The subsequent battles with war lords, the Japanese invasion before and during WWII and the crushing repression of Maoist China left China a sad comparison to the obviously superior lifestyles and military power of the West, particularly the United States. If the Chinese were truly the most powerful and relevant nation on earth, Chinese wondered, how could this happen? So when China modernized after Mao was gone, the feeling in every Chinese soul was to recapture the glory of the past and ascend to the perceived pinnacle of humanity that was believed to be China’s birthright. Chinese believe that there is nothing that the West can do that China cannot do better, cheaper and more efficiently. Nothing. Understanding this underlying feeling is essential in understanding modern China and Sino-American relations.

It is also basic to understanding why Chinese leaders believe that their mandate is to reconstruct China to its past glory as quickly as possible. We’ve seen how the economic miracle had radically altered the Middle Kingdom, but even with trillions of dollars in currency reserves, China’s infrastructure ambitions are biting off such massive costs – and concomitant debts – that many economists are worried that China is expanding too fast, that there is a very big bubble waiting to burst that would shake the rest of the world with an economic tsunami. That much of this effort is municipal, where finances are not subject to the same level of international scrutiny, is particularly worrisome to some of these global economists.

The level of such infrastructure construction is staggering: “As municipal projects play out across China, spending on so-called fixed-asset investment — a crucial measure of building that is heavily weighted toward government and real estate projects — is now equal to nearly 70 percent of the nation’s gross domestic product.

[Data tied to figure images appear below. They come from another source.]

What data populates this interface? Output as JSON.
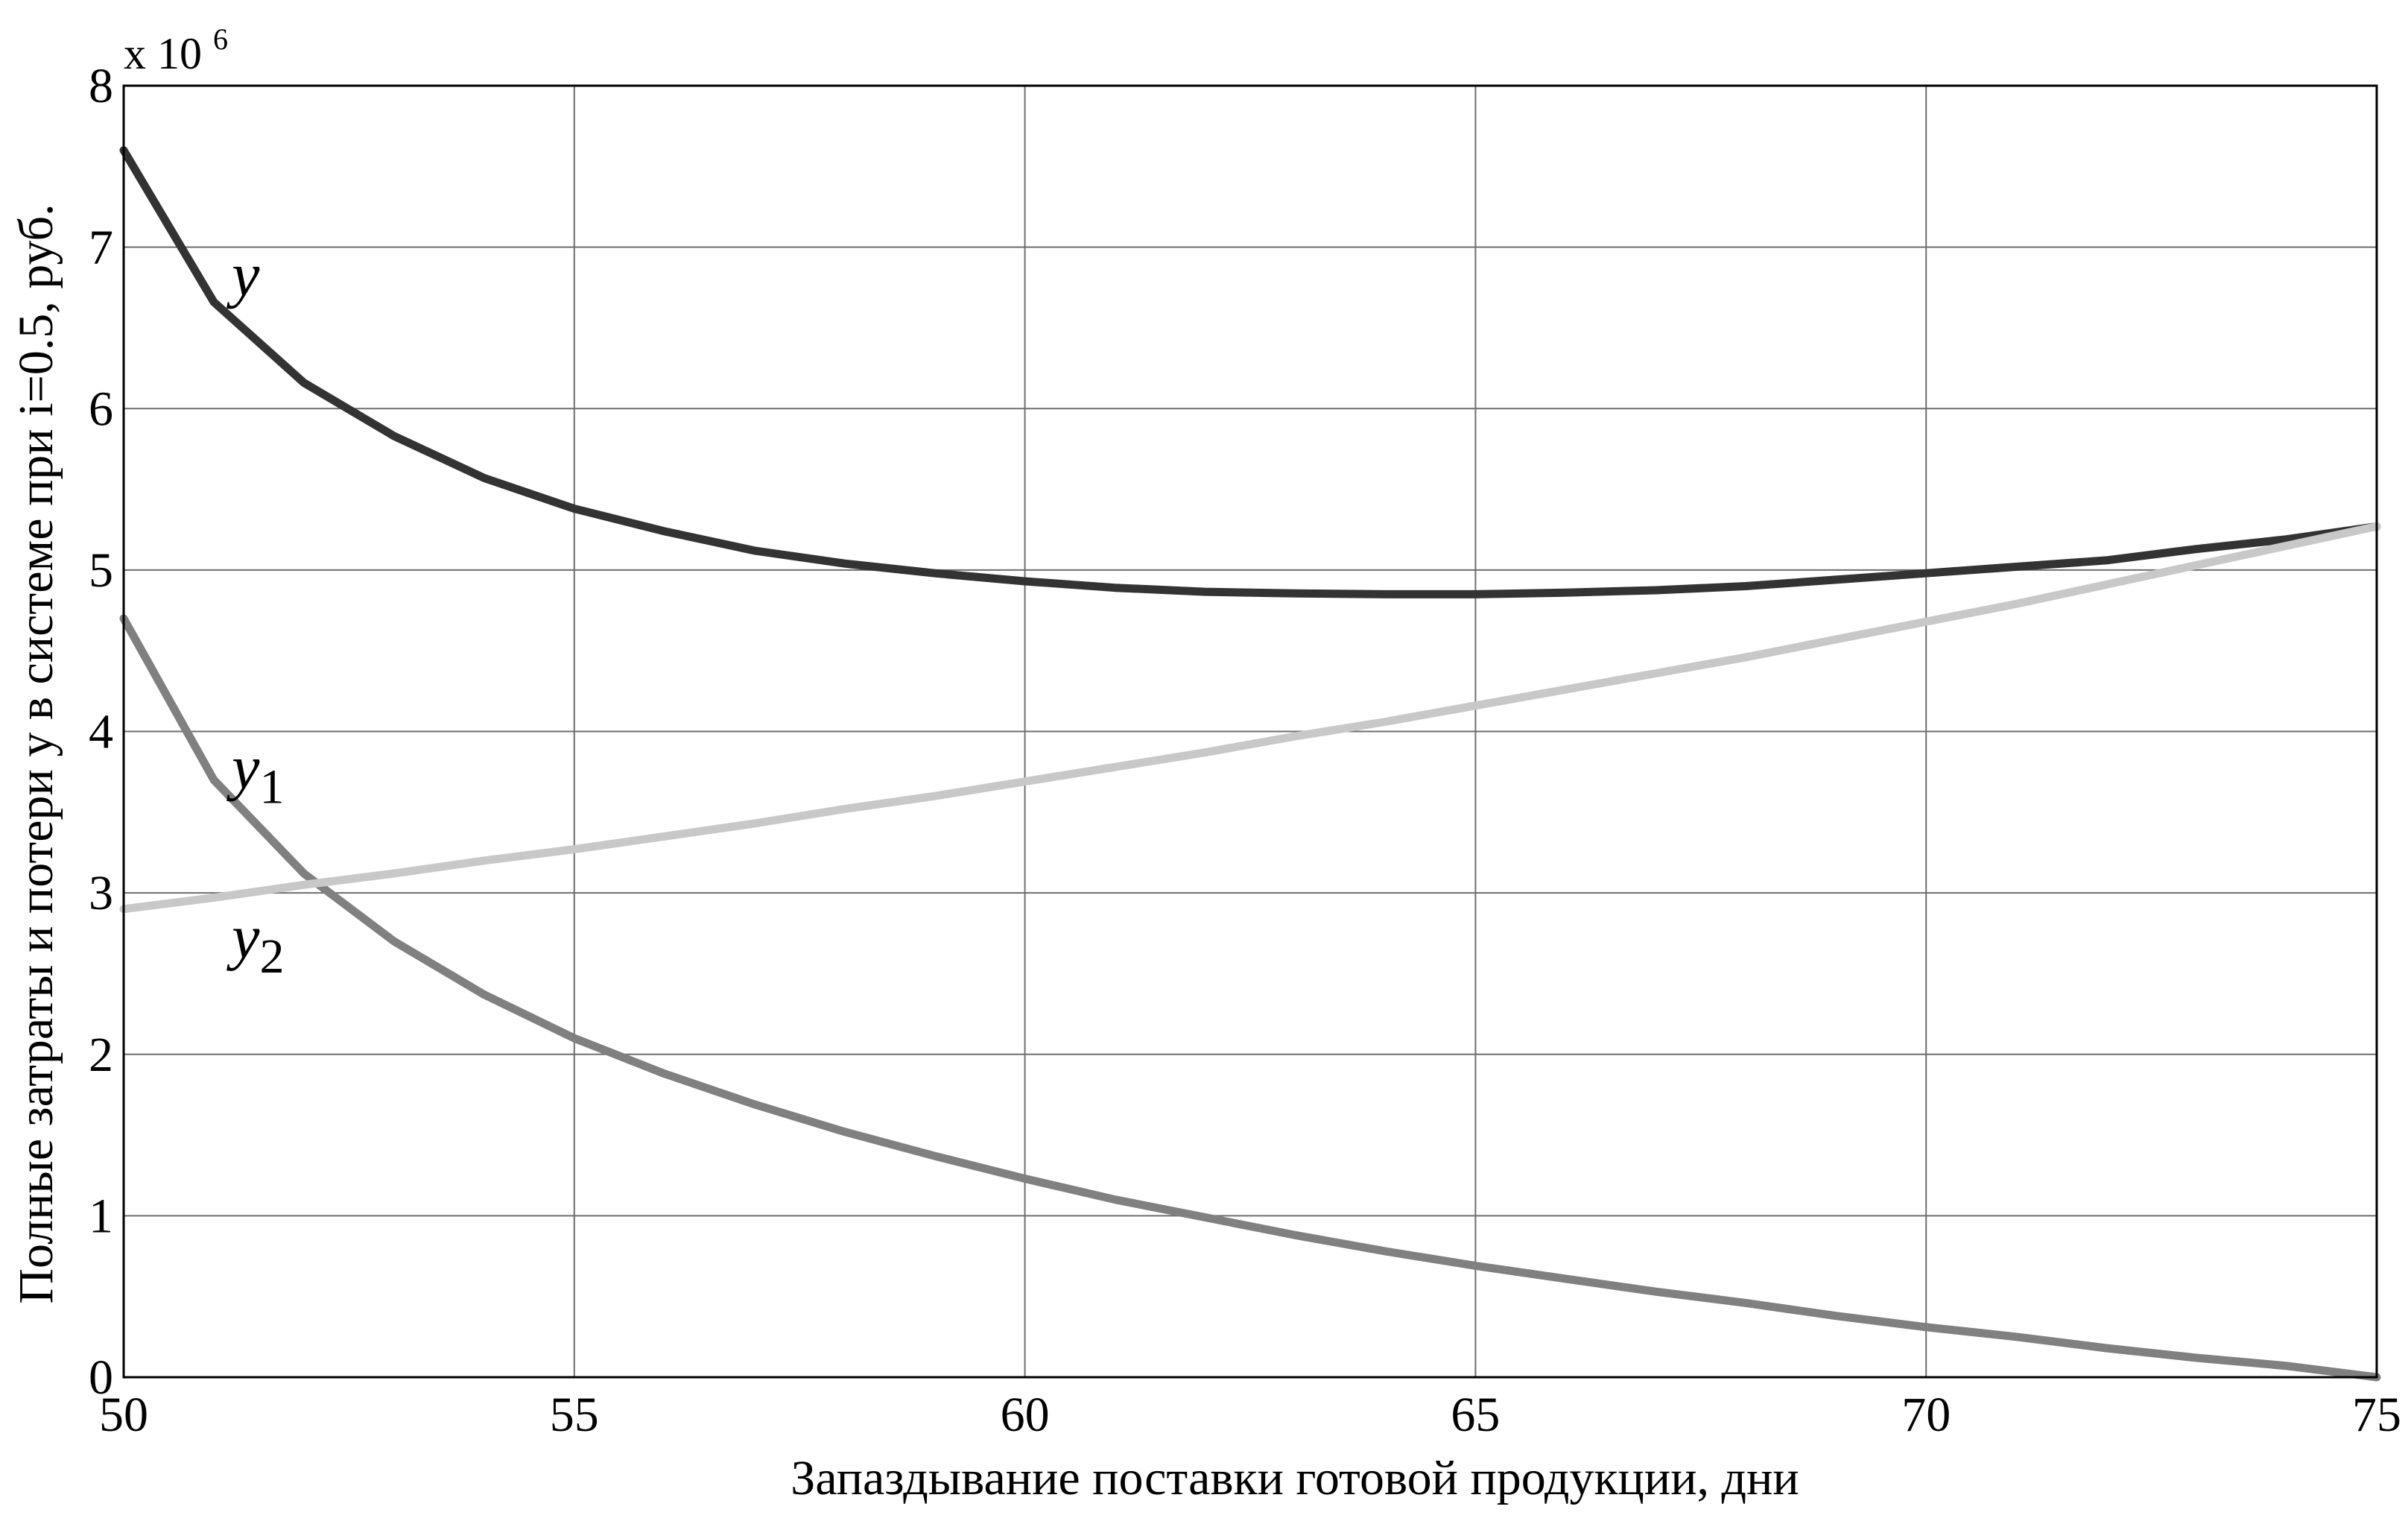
{
  "chart_data": {
    "type": "line",
    "title": "",
    "xlabel": "Запаздывание поставки готовой продукции, дни",
    "ylabel": "Полные затраты и потери y в системе при i=0.5, руб.",
    "y_multiplier": {
      "base": "x 10",
      "exponent": "6"
    },
    "xlim": [
      50,
      75
    ],
    "ylim": [
      0,
      8
    ],
    "x_ticks": [
      50,
      55,
      60,
      65,
      70,
      75
    ],
    "y_ticks": [
      0,
      1,
      2,
      3,
      4,
      5,
      6,
      7,
      8
    ],
    "grid": true,
    "legend": "none",
    "x": [
      50,
      51,
      52,
      53,
      54,
      55,
      56,
      57,
      58,
      59,
      60,
      61,
      62,
      63,
      64,
      65,
      66,
      67,
      68,
      69,
      70,
      71,
      72,
      73,
      74,
      75
    ],
    "series": [
      {
        "name": "y",
        "color": "#333333",
        "label": {
          "main": "y",
          "sub": "",
          "x": 51.2,
          "y": 6.7
        },
        "values": [
          7.6,
          6.66,
          6.16,
          5.83,
          5.57,
          5.38,
          5.24,
          5.12,
          5.04,
          4.98,
          4.93,
          4.89,
          4.865,
          4.855,
          4.85,
          4.85,
          4.86,
          4.875,
          4.9,
          4.94,
          4.98,
          5.02,
          5.06,
          5.13,
          5.19,
          5.27
        ]
      },
      {
        "name": "y1",
        "color": "#808080",
        "label": {
          "main": "y",
          "sub": "1",
          "x": 51.2,
          "y": 3.65
        },
        "values": [
          4.7,
          3.7,
          3.12,
          2.7,
          2.37,
          2.1,
          1.88,
          1.69,
          1.52,
          1.37,
          1.23,
          1.1,
          0.99,
          0.88,
          0.78,
          0.69,
          0.61,
          0.53,
          0.46,
          0.38,
          0.31,
          0.25,
          0.18,
          0.12,
          0.07,
          0.0
        ]
      },
      {
        "name": "y2",
        "color": "#c8c8c8",
        "label": {
          "main": "y",
          "sub": "2",
          "x": 51.2,
          "y": 2.6
        },
        "values": [
          2.9,
          2.97,
          3.05,
          3.12,
          3.2,
          3.27,
          3.35,
          3.43,
          3.52,
          3.6,
          3.69,
          3.78,
          3.87,
          3.97,
          4.06,
          4.16,
          4.26,
          4.36,
          4.46,
          4.57,
          4.68,
          4.79,
          4.91,
          5.03,
          5.15,
          5.27
        ]
      }
    ]
  }
}
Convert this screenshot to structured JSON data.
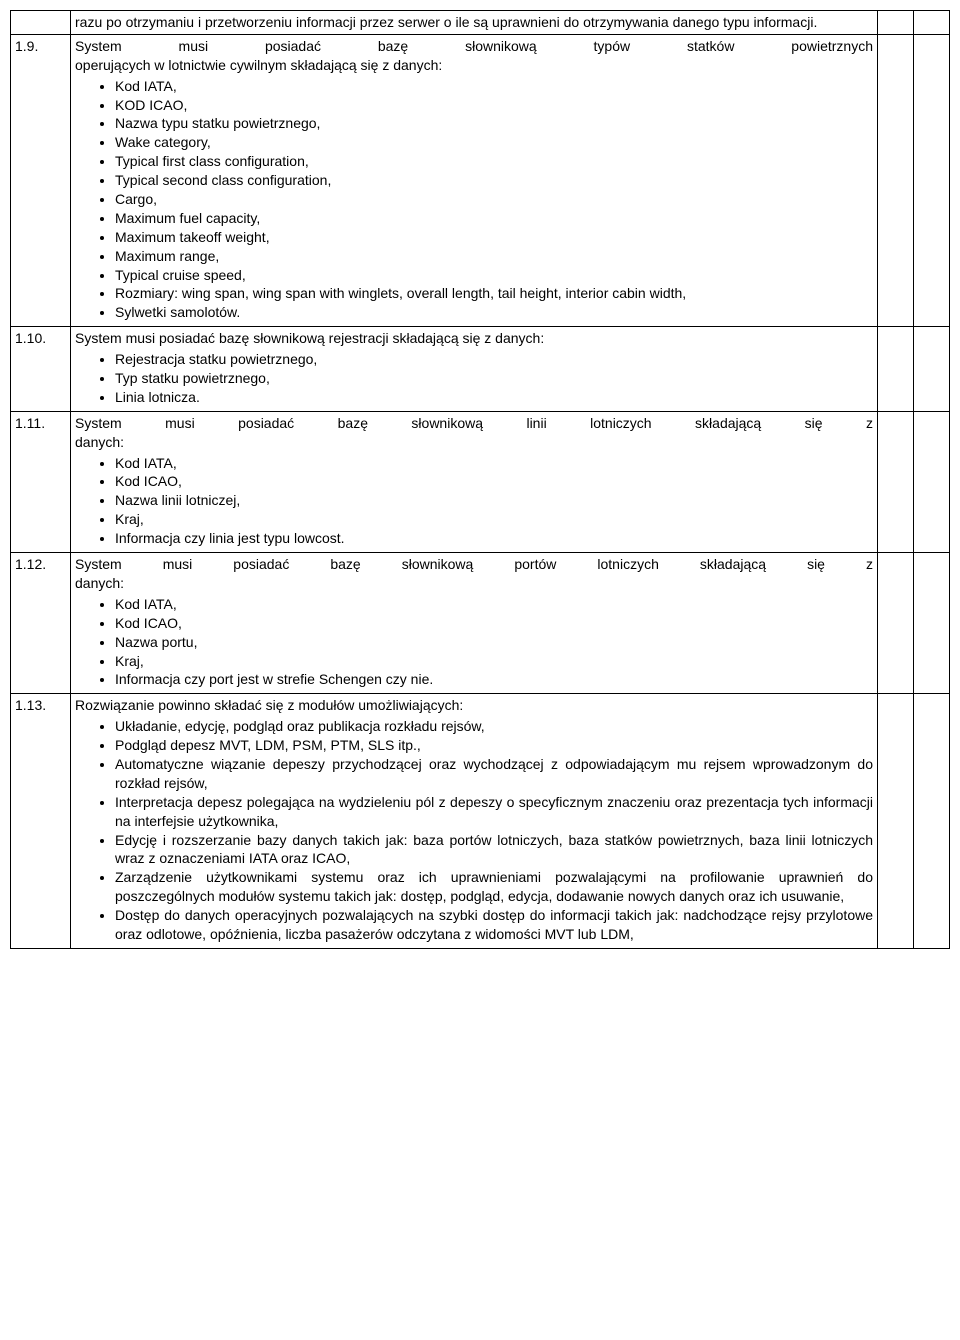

It is a ratio that no other large nation has approached in modern times… Even Japan, at the peak of its building boom in the 1980s, reached only about 35 percent, and the figure has hovered around 20 percent for decades in the United States… China’s high number helps explain its meteoric material rise. But it could also signal a dangerous dependence on government infrastructure spending.” New York Times, July 6th.

To put this level of expenditure in perspective, the Times examined the level of activity of a mid-China industrial town (on the Yangtze River), Wuhan, the ninth largest city in the country: “In the seven years it will take New York City to build a two-mile leg of its long-awaited Second Avenue subway line, this city of nine million people in central China plans to complete an entirely new subway system, with nearly 140 miles of track… And the Wuhan Metro is only one piece o f a $120 billion municipal master plan that includes two new airport terminals, a new financial district, a cultural district and a riverfront promenade with an office tower half again as high as the Empire State Building.”

China consumes about 23% of the world’s energy (the U.S. about 19%) with parallel consumption of commodities across the board. Her impact on global prices, currently massive, continues to grow. Her economy will soon pass that of the United States. When China sneezes, the rest of the world comes down with pneumonia. Remember when they said that about us?

I’m Peter Dekom, and understanding feelings thousands of miles away is essential for Americans to plan their own future.